Sections 11O and 11P of the 1989 act, inserted by section 5 of the 2006 act, allow the court to require a person who has caused financial loss to another person as a result of breaching a contact order to pay compensation up to the amount of the loss. The court must take into account the welfare of any child concerned, and the financial circumstances of the person in breach, when making such an order.

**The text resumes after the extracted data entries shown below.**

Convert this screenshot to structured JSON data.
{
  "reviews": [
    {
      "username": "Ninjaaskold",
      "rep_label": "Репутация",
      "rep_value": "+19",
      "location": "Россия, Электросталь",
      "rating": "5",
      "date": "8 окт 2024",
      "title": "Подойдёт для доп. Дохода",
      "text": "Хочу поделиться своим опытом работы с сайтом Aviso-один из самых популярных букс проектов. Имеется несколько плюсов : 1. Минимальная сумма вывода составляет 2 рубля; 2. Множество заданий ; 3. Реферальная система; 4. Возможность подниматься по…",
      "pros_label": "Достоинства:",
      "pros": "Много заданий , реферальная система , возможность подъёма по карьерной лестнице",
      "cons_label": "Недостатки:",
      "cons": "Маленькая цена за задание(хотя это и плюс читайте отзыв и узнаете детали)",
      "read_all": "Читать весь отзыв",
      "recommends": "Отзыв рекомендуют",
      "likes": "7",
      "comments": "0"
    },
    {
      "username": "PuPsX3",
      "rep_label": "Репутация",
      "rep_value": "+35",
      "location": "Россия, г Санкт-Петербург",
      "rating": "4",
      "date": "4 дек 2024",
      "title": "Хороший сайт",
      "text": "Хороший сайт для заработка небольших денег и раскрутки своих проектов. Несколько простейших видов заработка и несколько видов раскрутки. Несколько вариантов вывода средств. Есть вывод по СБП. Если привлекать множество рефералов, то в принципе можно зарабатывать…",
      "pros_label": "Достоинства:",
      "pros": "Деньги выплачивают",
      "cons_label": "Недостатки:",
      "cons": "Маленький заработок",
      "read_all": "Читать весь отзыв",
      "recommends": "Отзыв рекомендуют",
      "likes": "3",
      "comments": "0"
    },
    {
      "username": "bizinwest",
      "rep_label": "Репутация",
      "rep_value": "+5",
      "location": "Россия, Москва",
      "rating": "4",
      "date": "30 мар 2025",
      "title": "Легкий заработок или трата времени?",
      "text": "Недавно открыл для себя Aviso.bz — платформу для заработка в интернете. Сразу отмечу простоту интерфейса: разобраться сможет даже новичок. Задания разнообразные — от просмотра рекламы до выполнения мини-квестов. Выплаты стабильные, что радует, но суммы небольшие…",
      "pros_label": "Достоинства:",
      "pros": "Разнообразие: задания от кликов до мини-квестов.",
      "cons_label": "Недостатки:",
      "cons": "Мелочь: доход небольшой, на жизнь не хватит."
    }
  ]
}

CAFCASS will provide important assistance. The concept of the unpaid work scheme is not new to the judicial system – within the criminal sector it is well established. It remains to be seen how well the scheme can be adopted in the family arena. The unpaid work schemes will be organised and managed by the National Probation Service, although it will be the responsibility of CAFCASS to monitor compliance. Undoubtedly these new provisions will place significant potential burdens on CAFCASS in particular, and the resources of CAFCASS are already overstretched and finite. It may be that this potential remedy for breach of section 8 contact orders will be little used by the judiciary, as the judges will be mindful of the burgeoning work pressure already placed on the excellent but exhausted CAFCASS service.

Will the implementation of these new provisions be sufficient to bring Superman and his cohorts down from the dizzy heights? Let us hope so.